What about actual Cubans who had left the country, or Cuban Americans that had never visited? How was their experience going to Cuba? Don’t Date Rosa Santos tells the story of the poignant journey of a Cuban born in exile and her Cuban American daughter returning to their country of origin. I did not understand the heartache Cuba’s policies cause its people until I read this book. As a Mexican-Pakistani American diaspora, I grew up thinking the U.S. is the only place worth living. Now that I’m older I realize that many people are living here out of necessity first and preference second. They are grateful to live in the U.S., but would prefer to live in their homeland and raise their children there. Thankfully, I now respect this sentiment, as I’ve seen the uniqueness other countries offer.
In typical Trump fashion, he reversed Obama’s Cuban-U.S. travel policies. As recently as June 4, 2019, Trump does what he knows best, and issued a ban on domestic and independent sea travel to Cuba. Interestingly, Cubans agree with the tourist ban, according to their comments on People.com’s Facebook page. This sentiment is echoed in Don’t Date Rosa Santos, where Mimi says “things never change for Cuba’s people…they care about tourism not the Cuban people who still suffer.”
The book opened my heart to the struggles of Cuban American immigrants and Cubans. I felt like I saw Havana through reading the book, not from seeing influencers’ Instagram posts. As a Muslim, when I think of refugees I immediately think of Syrians, Iraqis, Ethiopians, etc. After reading this book, I will keep in mind that there are also desperate refugees from many other countries, including Cuba and Venezuela.

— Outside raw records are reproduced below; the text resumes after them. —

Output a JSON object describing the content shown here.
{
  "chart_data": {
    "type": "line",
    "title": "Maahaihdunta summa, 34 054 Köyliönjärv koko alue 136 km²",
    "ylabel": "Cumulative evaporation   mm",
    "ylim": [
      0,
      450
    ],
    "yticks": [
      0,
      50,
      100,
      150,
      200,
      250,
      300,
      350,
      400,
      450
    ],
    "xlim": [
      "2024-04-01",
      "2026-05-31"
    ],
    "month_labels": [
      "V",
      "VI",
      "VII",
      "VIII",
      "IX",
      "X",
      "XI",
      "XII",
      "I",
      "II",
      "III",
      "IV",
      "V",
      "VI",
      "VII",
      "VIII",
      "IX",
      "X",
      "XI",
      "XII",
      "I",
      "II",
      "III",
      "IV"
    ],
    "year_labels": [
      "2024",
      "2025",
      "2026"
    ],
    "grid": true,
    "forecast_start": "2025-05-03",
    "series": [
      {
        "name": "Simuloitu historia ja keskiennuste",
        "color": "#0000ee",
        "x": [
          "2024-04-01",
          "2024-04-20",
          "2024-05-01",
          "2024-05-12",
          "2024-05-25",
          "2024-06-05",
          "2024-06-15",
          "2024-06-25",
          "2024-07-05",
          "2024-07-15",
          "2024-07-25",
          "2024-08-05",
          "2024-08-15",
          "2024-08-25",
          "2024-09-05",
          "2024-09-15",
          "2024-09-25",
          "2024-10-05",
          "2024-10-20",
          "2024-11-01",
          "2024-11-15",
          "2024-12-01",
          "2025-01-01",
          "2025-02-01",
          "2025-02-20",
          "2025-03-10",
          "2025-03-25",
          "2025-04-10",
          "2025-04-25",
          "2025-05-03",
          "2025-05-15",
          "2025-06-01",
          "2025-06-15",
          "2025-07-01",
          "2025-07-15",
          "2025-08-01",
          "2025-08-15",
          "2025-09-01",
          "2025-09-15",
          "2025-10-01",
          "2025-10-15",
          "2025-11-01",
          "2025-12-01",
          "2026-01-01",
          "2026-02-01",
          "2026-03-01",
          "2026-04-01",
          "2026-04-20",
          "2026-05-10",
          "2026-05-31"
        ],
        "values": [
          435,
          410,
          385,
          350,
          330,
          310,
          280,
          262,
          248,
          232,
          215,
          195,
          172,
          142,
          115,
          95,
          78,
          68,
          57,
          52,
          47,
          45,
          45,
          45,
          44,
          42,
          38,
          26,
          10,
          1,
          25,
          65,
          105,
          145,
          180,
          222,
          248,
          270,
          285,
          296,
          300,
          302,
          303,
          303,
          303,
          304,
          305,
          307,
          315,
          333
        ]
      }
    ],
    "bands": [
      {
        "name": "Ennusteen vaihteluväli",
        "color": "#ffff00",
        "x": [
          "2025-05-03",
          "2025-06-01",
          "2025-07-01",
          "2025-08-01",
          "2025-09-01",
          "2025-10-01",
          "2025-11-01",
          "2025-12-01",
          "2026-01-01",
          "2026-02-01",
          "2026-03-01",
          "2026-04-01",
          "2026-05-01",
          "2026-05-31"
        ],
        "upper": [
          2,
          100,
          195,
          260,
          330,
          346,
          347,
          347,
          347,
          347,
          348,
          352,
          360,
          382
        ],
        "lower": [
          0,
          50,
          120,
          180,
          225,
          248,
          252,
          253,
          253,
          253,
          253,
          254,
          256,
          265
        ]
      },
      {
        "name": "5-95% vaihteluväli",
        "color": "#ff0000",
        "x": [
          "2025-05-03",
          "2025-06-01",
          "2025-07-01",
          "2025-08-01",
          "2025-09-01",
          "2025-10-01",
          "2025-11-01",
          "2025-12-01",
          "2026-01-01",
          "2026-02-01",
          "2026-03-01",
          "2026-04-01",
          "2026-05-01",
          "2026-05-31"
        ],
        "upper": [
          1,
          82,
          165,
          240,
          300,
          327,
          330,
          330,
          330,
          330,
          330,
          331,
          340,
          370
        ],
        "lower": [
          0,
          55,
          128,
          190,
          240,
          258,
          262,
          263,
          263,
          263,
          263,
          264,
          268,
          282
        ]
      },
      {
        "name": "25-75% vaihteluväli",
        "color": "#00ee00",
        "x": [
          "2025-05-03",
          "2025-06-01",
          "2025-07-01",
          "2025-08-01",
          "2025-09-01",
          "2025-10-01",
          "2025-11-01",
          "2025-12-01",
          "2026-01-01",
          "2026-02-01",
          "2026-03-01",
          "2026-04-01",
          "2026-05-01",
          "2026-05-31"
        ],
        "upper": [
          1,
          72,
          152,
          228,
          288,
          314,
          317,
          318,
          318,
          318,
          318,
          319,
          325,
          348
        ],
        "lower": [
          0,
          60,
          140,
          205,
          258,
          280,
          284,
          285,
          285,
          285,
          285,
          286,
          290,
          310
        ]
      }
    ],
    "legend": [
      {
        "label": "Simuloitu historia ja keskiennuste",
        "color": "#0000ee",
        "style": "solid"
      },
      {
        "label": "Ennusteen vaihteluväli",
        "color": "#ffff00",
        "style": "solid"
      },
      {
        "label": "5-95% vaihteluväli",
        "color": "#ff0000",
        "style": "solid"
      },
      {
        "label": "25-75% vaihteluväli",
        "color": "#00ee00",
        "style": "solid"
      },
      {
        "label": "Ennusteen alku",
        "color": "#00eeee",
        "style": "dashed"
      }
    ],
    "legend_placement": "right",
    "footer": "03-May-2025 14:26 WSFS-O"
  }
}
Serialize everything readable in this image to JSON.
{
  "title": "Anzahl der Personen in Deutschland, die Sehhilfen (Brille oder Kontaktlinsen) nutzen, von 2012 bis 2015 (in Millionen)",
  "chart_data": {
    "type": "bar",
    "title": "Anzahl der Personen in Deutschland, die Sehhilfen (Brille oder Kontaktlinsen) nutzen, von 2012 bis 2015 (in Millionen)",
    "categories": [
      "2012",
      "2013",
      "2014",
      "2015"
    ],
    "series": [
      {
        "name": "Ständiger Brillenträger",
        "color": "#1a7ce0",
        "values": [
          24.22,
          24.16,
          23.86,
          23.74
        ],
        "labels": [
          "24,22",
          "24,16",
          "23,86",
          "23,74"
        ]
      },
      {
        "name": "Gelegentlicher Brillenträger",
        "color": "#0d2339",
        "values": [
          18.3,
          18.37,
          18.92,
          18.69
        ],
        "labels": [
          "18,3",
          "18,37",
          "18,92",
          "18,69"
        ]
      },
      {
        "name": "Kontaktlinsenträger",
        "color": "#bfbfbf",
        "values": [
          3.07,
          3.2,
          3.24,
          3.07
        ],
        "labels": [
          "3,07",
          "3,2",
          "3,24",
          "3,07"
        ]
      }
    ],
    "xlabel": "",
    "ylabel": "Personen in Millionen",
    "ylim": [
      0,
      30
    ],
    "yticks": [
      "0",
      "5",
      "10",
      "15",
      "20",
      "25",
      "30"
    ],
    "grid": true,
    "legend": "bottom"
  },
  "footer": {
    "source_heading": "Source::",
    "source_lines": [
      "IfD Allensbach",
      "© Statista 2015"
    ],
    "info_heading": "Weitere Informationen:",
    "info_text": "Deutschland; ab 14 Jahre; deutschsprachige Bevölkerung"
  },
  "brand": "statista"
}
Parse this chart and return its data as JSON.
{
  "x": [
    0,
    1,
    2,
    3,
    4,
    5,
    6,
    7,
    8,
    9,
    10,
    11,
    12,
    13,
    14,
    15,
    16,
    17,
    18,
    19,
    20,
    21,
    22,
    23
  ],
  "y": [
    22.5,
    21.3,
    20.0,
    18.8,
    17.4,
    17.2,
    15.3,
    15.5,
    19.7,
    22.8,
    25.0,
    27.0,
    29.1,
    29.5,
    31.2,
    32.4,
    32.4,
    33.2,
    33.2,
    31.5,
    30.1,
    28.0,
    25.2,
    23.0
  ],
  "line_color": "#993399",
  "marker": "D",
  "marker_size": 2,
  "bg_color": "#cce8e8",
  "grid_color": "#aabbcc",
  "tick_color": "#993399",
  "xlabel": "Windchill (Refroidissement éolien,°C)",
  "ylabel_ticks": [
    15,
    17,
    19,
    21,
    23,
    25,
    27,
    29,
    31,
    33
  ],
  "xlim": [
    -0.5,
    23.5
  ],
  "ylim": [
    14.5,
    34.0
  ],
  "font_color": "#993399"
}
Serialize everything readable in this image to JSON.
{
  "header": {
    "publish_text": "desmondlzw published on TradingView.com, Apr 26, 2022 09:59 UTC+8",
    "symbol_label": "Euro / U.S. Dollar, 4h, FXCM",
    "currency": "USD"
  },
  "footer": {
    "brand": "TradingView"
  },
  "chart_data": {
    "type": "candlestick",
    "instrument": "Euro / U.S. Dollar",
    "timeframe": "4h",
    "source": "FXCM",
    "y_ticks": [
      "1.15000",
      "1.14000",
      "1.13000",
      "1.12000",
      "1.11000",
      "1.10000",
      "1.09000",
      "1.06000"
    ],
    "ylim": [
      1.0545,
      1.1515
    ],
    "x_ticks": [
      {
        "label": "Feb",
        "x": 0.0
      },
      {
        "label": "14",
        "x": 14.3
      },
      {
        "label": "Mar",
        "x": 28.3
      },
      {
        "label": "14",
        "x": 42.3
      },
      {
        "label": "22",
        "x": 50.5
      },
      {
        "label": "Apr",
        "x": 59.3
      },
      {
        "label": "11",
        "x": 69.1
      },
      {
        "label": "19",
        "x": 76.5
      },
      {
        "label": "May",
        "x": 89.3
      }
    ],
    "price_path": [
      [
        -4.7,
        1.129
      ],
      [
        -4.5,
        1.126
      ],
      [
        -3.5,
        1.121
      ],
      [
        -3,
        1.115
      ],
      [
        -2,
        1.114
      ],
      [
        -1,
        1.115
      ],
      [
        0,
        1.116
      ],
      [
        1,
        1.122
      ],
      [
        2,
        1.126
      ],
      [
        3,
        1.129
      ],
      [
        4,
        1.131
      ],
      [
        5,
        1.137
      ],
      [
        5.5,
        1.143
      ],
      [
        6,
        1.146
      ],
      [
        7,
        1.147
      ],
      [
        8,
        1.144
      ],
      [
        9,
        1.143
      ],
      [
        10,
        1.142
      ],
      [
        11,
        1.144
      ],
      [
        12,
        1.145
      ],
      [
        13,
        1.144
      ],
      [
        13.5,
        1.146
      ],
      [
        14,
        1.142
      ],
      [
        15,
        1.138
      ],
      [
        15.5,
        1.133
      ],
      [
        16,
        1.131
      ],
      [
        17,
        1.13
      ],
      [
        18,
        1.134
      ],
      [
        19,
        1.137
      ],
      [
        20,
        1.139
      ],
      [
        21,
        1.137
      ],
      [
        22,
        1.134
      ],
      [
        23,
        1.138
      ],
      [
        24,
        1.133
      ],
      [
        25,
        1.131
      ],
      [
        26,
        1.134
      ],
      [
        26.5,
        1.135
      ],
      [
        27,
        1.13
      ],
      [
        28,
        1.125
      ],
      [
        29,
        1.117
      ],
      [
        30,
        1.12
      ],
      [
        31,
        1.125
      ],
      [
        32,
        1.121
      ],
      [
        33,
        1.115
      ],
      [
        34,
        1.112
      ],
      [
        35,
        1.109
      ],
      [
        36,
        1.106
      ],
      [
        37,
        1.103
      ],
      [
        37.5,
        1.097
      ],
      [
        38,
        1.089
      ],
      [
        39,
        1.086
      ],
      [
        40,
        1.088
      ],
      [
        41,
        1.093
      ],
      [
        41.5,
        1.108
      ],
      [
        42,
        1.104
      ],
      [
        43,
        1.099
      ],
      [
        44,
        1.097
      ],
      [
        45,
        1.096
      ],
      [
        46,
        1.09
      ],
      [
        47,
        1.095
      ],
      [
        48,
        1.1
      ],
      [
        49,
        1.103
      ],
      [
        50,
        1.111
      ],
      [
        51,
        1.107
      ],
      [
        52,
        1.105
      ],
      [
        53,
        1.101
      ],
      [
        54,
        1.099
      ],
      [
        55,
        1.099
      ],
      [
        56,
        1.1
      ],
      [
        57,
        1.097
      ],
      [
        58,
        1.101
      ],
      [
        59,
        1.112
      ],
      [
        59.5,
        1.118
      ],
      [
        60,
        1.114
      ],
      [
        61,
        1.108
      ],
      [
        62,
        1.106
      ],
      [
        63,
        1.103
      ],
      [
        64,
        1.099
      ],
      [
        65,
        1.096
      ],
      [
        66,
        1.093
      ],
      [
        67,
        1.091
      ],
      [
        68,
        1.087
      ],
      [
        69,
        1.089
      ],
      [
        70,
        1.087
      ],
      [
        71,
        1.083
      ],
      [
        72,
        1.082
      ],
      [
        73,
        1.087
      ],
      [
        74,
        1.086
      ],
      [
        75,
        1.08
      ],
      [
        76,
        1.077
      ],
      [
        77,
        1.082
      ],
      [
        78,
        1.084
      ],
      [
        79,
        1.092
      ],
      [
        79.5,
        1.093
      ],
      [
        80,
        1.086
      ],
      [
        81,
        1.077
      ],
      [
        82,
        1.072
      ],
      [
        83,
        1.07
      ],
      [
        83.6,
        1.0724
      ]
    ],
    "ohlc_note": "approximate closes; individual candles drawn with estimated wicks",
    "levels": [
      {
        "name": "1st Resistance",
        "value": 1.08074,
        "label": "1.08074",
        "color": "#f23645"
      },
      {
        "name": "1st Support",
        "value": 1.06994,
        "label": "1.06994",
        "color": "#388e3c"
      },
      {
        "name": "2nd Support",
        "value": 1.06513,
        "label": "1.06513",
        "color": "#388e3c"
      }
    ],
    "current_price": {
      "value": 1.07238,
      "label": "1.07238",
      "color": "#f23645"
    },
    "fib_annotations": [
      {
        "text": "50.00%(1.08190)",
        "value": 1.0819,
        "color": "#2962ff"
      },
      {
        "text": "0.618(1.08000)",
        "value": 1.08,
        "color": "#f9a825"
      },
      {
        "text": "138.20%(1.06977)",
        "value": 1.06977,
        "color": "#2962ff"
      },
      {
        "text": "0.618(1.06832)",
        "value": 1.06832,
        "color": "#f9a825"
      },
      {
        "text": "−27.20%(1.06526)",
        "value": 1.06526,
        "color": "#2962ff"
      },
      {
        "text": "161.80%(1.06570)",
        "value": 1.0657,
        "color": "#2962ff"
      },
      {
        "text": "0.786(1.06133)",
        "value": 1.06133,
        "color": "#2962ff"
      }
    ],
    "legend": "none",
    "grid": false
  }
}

You can still learn by reading fiction books about Cuba. What I learned from Don’t Date Rosa Santos is that we all experience the human condition of family, love and death. Also, I learned that Cuban people are strong and their community will always thrive and survive. Lastly, I admire Cubans for acknowledging their country needs improvement. Although their current government wants to keep them in the past and is afraid of change and progression, they will find a way to move forward. Viva Cuba libre. Pa’lante.